Management Shuffle at Apple Could Lead to Better Designs, More Synergies
In a game of musical chair that left Apple’s former mobile software head Scott Forstall without a seat at the management table led by CEO Tim Cook, Apple’s recent reshuffling of key executives may have a more profound impact on the company’s designs moving forward and could help disparate operating groups achieve greater synergies together. In a recent Wall Street Journal article, Apple is described as a company where silos for secrecy will slowly begin to break down in order for increased collaboration and synergy.

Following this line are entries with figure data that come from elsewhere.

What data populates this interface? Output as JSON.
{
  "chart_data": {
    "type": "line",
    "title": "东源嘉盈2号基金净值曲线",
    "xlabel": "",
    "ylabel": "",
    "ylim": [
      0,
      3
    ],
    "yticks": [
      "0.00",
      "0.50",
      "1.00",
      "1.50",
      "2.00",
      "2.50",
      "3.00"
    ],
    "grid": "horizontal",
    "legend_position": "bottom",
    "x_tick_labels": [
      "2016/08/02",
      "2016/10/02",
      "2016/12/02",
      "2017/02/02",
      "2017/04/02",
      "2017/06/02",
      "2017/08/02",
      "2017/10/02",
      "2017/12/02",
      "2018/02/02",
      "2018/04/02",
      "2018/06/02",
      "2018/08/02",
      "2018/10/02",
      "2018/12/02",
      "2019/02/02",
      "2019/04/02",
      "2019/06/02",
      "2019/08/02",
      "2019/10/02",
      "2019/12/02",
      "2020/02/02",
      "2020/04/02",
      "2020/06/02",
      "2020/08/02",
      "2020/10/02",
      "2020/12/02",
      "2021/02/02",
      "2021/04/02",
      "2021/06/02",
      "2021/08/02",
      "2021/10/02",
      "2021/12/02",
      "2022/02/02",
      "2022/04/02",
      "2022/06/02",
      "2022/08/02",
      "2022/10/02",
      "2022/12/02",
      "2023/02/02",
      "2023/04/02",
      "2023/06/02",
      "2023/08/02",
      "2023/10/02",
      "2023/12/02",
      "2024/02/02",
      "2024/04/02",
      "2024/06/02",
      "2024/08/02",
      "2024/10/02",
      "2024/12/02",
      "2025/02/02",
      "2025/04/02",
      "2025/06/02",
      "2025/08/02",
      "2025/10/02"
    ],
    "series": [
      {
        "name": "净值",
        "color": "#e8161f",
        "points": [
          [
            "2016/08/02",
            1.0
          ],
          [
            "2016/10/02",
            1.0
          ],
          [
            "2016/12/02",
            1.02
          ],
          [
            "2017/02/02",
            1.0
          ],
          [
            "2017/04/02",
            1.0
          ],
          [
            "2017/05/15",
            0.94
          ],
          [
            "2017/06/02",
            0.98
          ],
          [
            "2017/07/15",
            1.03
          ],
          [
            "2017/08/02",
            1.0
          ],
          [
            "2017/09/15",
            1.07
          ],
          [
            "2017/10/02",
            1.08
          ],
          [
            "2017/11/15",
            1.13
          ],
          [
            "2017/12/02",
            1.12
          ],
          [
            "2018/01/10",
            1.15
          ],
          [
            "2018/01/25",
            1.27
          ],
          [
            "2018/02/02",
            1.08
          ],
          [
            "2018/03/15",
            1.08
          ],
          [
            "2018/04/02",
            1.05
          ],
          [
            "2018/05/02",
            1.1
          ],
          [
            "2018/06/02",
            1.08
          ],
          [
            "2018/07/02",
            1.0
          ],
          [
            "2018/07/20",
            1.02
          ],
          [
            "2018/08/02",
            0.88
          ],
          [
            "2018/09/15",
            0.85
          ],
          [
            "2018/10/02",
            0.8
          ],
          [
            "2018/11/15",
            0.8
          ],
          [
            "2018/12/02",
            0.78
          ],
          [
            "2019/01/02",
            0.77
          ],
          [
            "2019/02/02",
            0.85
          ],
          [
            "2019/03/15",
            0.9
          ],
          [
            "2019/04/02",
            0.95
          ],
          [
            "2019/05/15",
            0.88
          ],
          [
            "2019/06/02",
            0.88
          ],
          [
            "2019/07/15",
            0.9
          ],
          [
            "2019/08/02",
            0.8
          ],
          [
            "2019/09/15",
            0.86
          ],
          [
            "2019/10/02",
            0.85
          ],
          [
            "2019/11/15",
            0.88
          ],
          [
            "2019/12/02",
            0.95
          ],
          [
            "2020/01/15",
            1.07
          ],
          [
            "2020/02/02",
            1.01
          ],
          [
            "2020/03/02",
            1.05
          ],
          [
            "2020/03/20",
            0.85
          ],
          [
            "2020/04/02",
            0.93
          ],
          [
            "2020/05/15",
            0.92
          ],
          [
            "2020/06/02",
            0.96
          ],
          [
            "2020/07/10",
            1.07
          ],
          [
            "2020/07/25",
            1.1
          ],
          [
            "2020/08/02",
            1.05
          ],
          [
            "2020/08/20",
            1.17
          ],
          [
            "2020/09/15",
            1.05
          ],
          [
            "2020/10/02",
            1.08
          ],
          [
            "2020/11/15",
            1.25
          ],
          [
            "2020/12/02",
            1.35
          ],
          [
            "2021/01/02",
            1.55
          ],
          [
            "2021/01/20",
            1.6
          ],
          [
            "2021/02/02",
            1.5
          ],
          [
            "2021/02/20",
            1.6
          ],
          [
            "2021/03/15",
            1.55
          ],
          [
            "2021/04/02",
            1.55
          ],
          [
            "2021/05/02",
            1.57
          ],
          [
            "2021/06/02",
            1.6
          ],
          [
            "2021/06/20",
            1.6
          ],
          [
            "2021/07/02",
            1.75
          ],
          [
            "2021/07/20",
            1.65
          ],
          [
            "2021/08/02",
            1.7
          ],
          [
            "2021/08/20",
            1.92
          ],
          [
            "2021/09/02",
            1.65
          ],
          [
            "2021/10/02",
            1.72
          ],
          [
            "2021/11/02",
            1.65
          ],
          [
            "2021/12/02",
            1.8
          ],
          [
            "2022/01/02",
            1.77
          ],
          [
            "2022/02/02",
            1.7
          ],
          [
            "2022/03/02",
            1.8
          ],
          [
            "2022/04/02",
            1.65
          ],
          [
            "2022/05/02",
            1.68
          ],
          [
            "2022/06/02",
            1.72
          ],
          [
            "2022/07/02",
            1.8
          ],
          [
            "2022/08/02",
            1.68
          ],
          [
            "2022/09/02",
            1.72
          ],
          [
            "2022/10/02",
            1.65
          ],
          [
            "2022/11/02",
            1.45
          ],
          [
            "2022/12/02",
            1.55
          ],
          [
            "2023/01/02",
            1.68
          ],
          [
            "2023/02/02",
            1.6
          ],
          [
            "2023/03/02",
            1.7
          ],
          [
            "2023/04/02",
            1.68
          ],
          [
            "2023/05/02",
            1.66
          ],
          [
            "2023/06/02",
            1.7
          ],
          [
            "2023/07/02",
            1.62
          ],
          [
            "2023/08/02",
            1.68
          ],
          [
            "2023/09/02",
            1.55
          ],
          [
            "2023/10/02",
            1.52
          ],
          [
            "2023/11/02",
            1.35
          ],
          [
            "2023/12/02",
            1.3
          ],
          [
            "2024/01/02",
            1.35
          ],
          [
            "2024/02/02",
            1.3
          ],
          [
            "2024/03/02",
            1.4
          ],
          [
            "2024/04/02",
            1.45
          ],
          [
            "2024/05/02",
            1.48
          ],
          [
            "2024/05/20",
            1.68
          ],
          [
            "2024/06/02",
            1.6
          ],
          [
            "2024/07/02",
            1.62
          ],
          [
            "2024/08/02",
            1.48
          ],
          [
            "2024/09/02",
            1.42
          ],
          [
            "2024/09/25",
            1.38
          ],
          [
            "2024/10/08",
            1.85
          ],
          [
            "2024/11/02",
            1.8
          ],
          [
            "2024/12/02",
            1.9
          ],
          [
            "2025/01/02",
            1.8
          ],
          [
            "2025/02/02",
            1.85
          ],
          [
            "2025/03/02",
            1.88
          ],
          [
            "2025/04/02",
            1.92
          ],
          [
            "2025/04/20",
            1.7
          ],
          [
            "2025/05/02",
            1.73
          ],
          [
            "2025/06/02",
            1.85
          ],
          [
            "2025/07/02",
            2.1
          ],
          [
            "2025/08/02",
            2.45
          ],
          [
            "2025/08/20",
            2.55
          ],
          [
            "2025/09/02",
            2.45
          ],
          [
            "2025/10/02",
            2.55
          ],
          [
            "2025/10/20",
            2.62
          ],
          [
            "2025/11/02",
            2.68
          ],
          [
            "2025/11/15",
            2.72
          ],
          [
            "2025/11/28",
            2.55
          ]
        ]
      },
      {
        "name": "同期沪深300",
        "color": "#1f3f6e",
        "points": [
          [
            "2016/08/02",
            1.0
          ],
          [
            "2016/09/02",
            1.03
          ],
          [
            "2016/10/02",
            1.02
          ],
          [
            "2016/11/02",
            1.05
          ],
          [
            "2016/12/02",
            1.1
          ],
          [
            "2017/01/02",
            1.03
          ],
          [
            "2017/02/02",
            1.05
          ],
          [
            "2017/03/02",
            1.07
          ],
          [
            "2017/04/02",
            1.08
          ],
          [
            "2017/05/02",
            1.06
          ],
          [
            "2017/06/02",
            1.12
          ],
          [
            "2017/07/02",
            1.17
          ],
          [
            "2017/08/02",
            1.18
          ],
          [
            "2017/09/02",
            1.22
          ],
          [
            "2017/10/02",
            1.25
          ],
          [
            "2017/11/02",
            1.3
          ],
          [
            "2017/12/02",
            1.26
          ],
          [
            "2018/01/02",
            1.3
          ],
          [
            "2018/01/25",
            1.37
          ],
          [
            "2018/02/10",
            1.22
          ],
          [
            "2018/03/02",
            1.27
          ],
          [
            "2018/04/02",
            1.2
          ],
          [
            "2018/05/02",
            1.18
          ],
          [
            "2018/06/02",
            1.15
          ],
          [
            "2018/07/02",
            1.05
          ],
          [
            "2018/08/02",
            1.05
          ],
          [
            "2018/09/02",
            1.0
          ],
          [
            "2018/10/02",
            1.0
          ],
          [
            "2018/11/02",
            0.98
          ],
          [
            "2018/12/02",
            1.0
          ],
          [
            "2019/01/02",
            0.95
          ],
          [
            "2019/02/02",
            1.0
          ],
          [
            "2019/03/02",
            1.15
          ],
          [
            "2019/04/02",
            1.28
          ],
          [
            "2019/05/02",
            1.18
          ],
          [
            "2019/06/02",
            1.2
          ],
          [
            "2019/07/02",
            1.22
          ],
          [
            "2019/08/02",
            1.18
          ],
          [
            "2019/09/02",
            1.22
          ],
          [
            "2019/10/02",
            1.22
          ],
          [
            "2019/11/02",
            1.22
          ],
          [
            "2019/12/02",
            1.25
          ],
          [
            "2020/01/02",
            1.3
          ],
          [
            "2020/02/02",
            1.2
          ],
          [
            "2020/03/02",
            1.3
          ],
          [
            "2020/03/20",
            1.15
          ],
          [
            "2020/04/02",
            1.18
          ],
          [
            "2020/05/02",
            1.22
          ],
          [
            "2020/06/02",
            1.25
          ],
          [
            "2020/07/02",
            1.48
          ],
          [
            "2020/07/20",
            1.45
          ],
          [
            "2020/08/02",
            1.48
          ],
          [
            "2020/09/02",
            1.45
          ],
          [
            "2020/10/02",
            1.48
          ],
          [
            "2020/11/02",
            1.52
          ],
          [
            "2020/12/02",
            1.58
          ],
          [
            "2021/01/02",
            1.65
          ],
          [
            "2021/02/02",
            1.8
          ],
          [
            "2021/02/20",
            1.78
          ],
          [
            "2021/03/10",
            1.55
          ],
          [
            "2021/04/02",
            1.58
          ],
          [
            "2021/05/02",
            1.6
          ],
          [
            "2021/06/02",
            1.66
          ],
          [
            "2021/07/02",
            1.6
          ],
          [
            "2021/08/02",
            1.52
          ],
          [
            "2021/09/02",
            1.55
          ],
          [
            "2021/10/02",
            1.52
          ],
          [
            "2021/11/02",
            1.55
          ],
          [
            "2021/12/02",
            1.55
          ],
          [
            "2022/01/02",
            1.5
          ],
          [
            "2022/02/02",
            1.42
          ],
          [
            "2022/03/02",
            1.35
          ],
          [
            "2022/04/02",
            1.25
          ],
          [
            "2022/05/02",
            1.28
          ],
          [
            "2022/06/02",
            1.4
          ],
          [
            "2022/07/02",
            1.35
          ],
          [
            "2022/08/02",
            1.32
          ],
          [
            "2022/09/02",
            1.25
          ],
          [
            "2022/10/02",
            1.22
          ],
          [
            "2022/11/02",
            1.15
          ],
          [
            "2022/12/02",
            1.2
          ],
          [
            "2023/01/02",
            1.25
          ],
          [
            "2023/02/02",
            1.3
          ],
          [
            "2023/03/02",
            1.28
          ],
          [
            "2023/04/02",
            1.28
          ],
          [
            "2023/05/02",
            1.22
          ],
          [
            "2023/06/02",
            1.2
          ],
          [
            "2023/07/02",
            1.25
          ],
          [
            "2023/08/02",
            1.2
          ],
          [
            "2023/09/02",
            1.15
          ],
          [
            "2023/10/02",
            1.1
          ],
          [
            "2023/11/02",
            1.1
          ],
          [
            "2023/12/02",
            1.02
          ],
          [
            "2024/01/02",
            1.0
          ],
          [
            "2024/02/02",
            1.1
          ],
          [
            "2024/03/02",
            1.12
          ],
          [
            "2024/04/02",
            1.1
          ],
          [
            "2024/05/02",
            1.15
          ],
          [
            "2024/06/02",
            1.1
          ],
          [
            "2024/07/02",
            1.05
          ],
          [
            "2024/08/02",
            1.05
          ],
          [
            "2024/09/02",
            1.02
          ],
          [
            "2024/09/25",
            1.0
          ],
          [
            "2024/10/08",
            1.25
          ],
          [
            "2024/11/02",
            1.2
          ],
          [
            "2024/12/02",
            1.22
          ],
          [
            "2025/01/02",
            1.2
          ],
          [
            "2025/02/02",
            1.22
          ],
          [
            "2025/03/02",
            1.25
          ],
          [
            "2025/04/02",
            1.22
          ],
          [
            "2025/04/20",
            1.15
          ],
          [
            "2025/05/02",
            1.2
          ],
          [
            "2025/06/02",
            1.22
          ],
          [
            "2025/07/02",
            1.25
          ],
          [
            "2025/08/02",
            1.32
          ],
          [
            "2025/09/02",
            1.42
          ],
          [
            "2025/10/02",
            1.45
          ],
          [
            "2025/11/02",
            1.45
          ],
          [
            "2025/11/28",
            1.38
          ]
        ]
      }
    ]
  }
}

And there may be some truth to that in a post-Steve Jobs era at Apple, Inc. Jonathan Ive, whose name is synonymous with the killer hardware designs that he has crafted for Apple, now works with executive Greg Christie on the software side. The two have been described as “pleasant and cordial” together.
And perhaps this may be a good thing, despite the increasing number of leaks behind Apple’s flagship product launches in recent years after having been in a culture of secrecy. With the next version of the iOS operating system, Apple is said to be abandoning its skeuomorphic design for icons that was championed by outgoing exec Forstall in favor of a simpler, more minimalist and flatter design that is part of Ive’s vision. Even HTC is slowely moving away from skeuomorphic designs with its latest Sense UI, boasting simpler, flatter icons.
Some suggested that in Apple’s next mobile operating system, Ive is pushing a more “flat design” that is starker and simpler, according to developers who have spoken to Apple employees but didn’t have further details. Overall, they expect any changes to be pretty conservative. For the past few years, Apple has unveiled versions of its mobile operating system in the summer.
And now Craig Federighi oversees both Mac and iOS software teams, leading to speculation that there may be even more crossovers and similarities between Apple’s desktop and mobile operating systems. This may be a good thing. More recently, Google announced a similar strategy that saw Android head and founder Andy Rubin with a sudden change of role in the company and now Android and Chrome OS are headed by Sundar Pichai.
When iOS first started, it relied on the same design and apps that were ported from OS X, but in more recent times Apple’s desktop OS X platform has borrowed a lot from its mobile counterpart. Notifications, multitasking, full-screen apps, and an OS X app store were all inspired from iOS. This has led to some speculation on whether personnel will be combined after Federighi oversees both platforms.
There is lots of overlap between the two groups, such as two teams working on calendar software; whether the two would be combined after Federighi took over both was a big question among employees in the division, the people close to the company say
And though computing today encompasses mobile (iPhone and iPad) and desktop, Apple may be prepping itself and re-organizing its staff to make room for future innovations. The company has been rumored to be working on iTV, iWatch, and iCar products.
And more recently, Cook tapped Adobe’s CTO Kevin Lynch for a job at Apple. It’s uncear what Lynch’s new role will be, especially considering that Lynch had publicly battled with Apple and Jobs in the past over Apple’s refusal to incorporate the Adobe Flash plugin into its mobile iOS product. If Lynch’s role at Apple parallels what he does for Adobe, perhaps he will help Apple hedge its bets on what technology to invest in next.
After a series of two hires that did not work out, CEO Tim Cook’s new management will be carefully examined for the products it releases, and we’ll hopefully see how the teams operate when the new iPhones and iPads debut this fall.